Zum Landschaftsbild des zwischen den Flüssen Pruth (rum. Prut) im Westen und Dnister (auch Dnjestr; rum. Nistru) im Osten. Es ist kleiner als das Gebiet Bessarabiens aus der Zwischenkriegszeit.

Unter „Transnistrien“ wird heute ein schmaler Gebietsstreifen entlang des östlichen Ufers des Dnister verstanden. Dagegen umfasste das rumänische Besatzungsgebiet „Transnistrien“ von 1941 bis 1944 die ukrainische Ebene um Odessa/Odesa, die im Süden von der Schwarzmeerküste, im Osten vom südlichen Bug (ukr.
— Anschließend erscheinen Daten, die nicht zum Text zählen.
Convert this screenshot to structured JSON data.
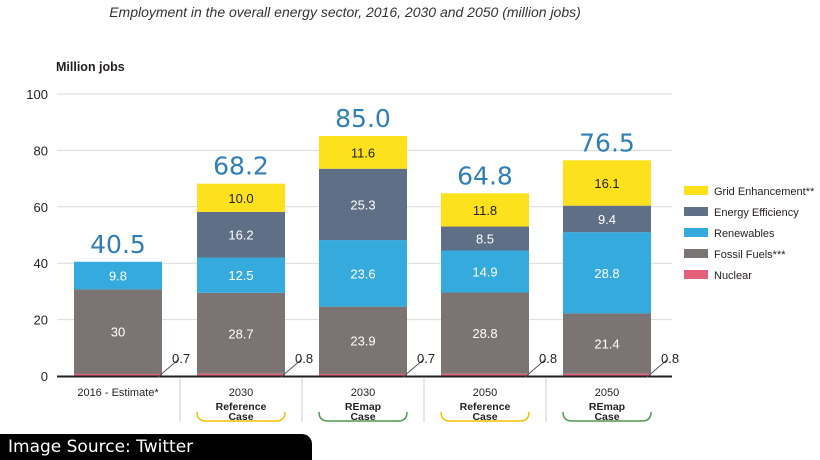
{
  "source_badge": "Image Source: Twitter",
  "chart_data": {
    "type": "bar",
    "stacked": true,
    "title": "Employment in the overall energy sector, 2016, 2030 and 2050 (million jobs)",
    "ylabel": "Million jobs",
    "ylim": [
      0,
      100
    ],
    "yticks": [
      0,
      20,
      40,
      60,
      80,
      100
    ],
    "grid": true,
    "legend_position": "right",
    "categories": [
      {
        "main": "2016 - Estimate*",
        "sub": []
      },
      {
        "main": "2030",
        "sub": [
          "Reference",
          "Case"
        ],
        "bracket_color": "#f3c300"
      },
      {
        "main": "2030",
        "sub": [
          "REmap",
          "Case"
        ],
        "bracket_color": "#4f9a4f"
      },
      {
        "main": "2050",
        "sub": [
          "Reference",
          "Case"
        ],
        "bracket_color": "#f3c300"
      },
      {
        "main": "2050",
        "sub": [
          "REmap",
          "Case"
        ],
        "bracket_color": "#4f9a4f"
      }
    ],
    "series": [
      {
        "name": "Nuclear",
        "color": "#e5607a",
        "values": [
          0.7,
          0.8,
          0.7,
          0.8,
          0.8
        ],
        "labels": [
          "0.7",
          "0.8",
          "0.7",
          "0.8",
          "0.8"
        ]
      },
      {
        "name": "Fossil Fuels***",
        "color": "#7b7473",
        "values": [
          30,
          28.7,
          23.9,
          28.8,
          21.4
        ],
        "labels": [
          "30",
          "28.7",
          "23.9",
          "28.8",
          "21.4"
        ]
      },
      {
        "name": "Renewables",
        "color": "#35aadd",
        "values": [
          9.8,
          12.5,
          23.6,
          14.9,
          28.8
        ],
        "labels": [
          "9.8",
          "12.5",
          "23.6",
          "14.9",
          "28.8"
        ]
      },
      {
        "name": "Energy Efficiency",
        "color": "#5f6f86",
        "values": [
          0,
          16.2,
          25.3,
          8.5,
          9.4
        ],
        "labels": [
          "",
          "16.2",
          "25.3",
          "8.5",
          "9.4"
        ]
      },
      {
        "name": "Grid Enhancement**",
        "color": "#fde11c",
        "values": [
          0,
          10.0,
          11.6,
          11.8,
          16.1
        ],
        "labels": [
          "",
          "10.0",
          "11.6",
          "11.8",
          "16.1"
        ]
      }
    ],
    "totals": [
      "40.5",
      "68.2",
      "85.0",
      "64.8",
      "76.5"
    ],
    "legend_order": [
      "Grid Enhancement**",
      "Energy Efficiency",
      "Renewables",
      "Fossil Fuels***",
      "Nuclear"
    ]
  }
}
Piwdenny Buh) und im Westen vom Dnister begrenzt wurde.

Historische Geographie

Das Staatsgebiet der heutigen Republik Moldau deckt sich weitgehend mit der östlichen Hälfte des historischen Fürstentums Moldau, die 1812 an das Kaiserreich Russland abgetreten werden musste und fortan mit dem Namen „Bessarabien“ bezeichnet wurde. Nach dem Zerfall des Russländischen Reiches wurde im Dezember 1917 die Demokratische Republik Moldau gegründet. 
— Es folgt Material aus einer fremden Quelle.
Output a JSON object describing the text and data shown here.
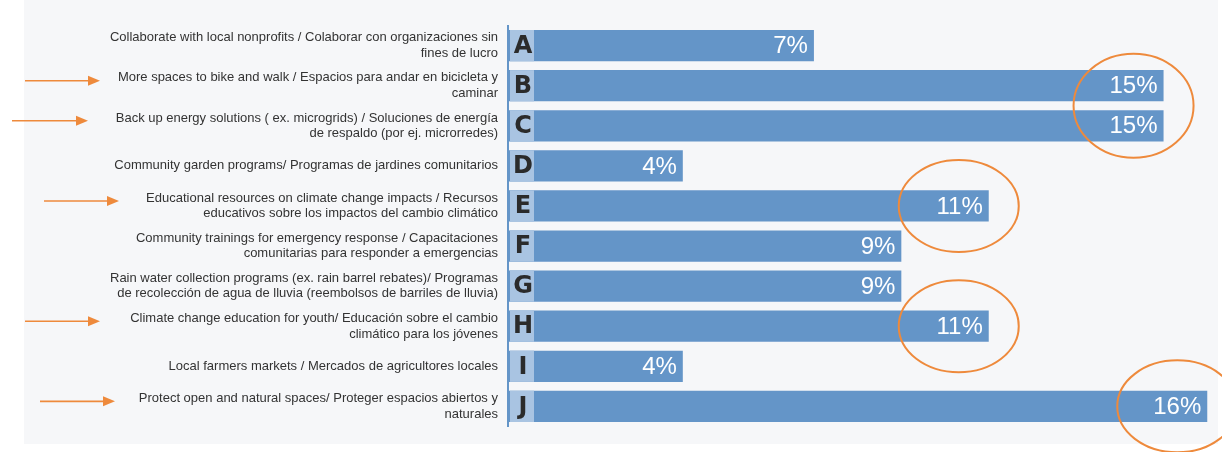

Im Januar 1918 spitzten sich die Auseinandersetzungen innerhalb der Regierung der neu-gegründeten Republik sowie zwischen den rumänisch-nationalen Kräften und den Bolschewisten zu. Die Regierung des unbesetzten, nordöstlichen Teils von Rumänien mit Sitz in Jassy/Iași (die Walachei und Dobrudscha waren von den Mittelmächten besetzt) entschied sich – mit Duldung der Entente – zum Einmarsch in die Region, um Nachschubwege zu sichern und die öffentliche Ordnung wiederherzustellen. Zeitgleich trafen sich einige Mitglieder des Landesrats der Demokratischen Republik Moldau konspirativ und beschlossen, rumänische Einheiten anzufordern, die ab dem 20. Januar 1918 Bessarabien besetzten.
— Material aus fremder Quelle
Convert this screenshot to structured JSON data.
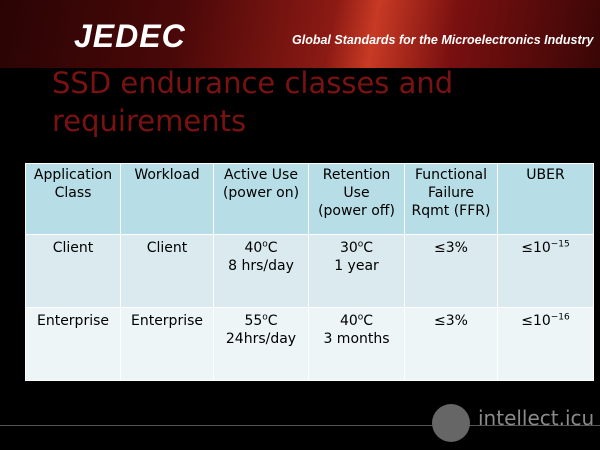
{
  "header": {
    "logo": "JEDEC",
    "tagline": "Global Standards for the Microelectronics Industry"
  },
  "title": "SSD endurance classes and requirements",
  "table": {
    "columns": [
      [
        [
          "Application"
        ],
        [
          "Class"
        ]
      ],
      [
        [
          "Workload"
        ]
      ],
      [
        [
          "Active Use"
        ],
        [
          "(power on)"
        ]
      ],
      [
        [
          "Retention"
        ],
        [
          "Use"
        ],
        [
          "(power off)"
        ]
      ],
      [
        [
          "Functional"
        ],
        [
          "Failure"
        ],
        [
          "Rqmt (FFR)"
        ]
      ],
      [
        [
          "UBER"
        ]
      ]
    ],
    "rows": [
      [
        [
          [
            "Client"
          ]
        ],
        [
          [
            "Client"
          ]
        ],
        [
          [
            "40",
            {
              "sup": "o"
            },
            "C"
          ],
          [
            "8 hrs/day"
          ]
        ],
        [
          [
            "30",
            {
              "sup": "o"
            },
            "C"
          ],
          [
            "1 year"
          ]
        ],
        [
          [
            "≤3%"
          ]
        ],
        [
          [
            "≤10",
            {
              "sup": "−15"
            }
          ]
        ]
      ],
      [
        [
          [
            "Enterprise"
          ]
        ],
        [
          [
            "Enterprise"
          ]
        ],
        [
          [
            "55",
            {
              "sup": "o"
            },
            "C"
          ],
          [
            "24hrs/day"
          ]
        ],
        [
          [
            "40",
            {
              "sup": "o"
            },
            "C"
          ],
          [
            "3 months"
          ]
        ],
        [
          [
            "≤3%"
          ]
        ],
        [
          [
            "≤10",
            {
              "sup": "−16"
            }
          ]
        ]
      ]
    ]
  },
  "watermark": "intellect.icu"
}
Unter Bedingungen des Kriegsrechtes erklärte ein Teil der Mitglieder des Landesrats (Sfatul Țării) am 27. März 1918 den Anschluss an das Königreich Rumänien.

Der Einmarsch rumänischer Truppen Anfang 1918 und die danach folgenden Entscheidungen wurden von Russland – bzw. der späteren Sowjetunion – und Rumänien unterschiedlich interpretiert. Während Russland den Truppeneinmarsch als völkerrechtswidrige Besetzung brandmarkte, waren aus der Sicht Rumäniens die Ereignisse von Anfang 1918 eine Korrektur der „Ungerechtigkeit“ des Vertrages von 1812 (siehe oben). Diese Frage ist zwischen Rumänien und Russland – trotz mehrerer Anläufe – niemals endgültig völkerrechtlich geklärt worden, vor allem weil (Sowjet-)Russland an den Pariser Friedensverträgen 1919/1920 nicht beteiligt war. Auch ein Ausgleichsversuch mit Moskau, den Rumänien 1924 unternahm, scheiterte. Dieser Umstand wurde zu einer Quelle andauernder Dispute, an welchen sich auch die jeweiligen Interessenvertretungen in der heutigen Republik Moldau beteiligen.

Die Sowjetunion errichtete 1924 aus propagandistischen Gründen die kleine Autonome Moldauische Sozialistische Sowjetrepublik innerhalb der Ukrainischen SSR, die sich aus Gebieten östlich des Dnister zusammensetzte. 

Im geheimen Zusatzprotokoll zum am 23. August 1939 unterzeichneten Deutsch-Sowjetischen Nichtangriffspakt („Hitler-Stalin-Pakt“) wurde Bessarabien der Interessenssphäre der Sowjetunion zugeschlagen. Das Deutsche Reich bekundete „das völlige politische Desinteresse an diesen Gebieten“.

Ende Juni 1940 forderte die Sowjetunion ultimativ von der rumänischen Regierung die Räumung Bessarabiens und der Nordbukowina. Nachdem die deutsche Regierung dazu riet, den sowjetischen Forderungen nachzukommen, entschied der rumänische König sich für den Rückzug aus den von der Sowjetunion beanspruchten Gebieten Bessarabien und der nördlichen Bukowina.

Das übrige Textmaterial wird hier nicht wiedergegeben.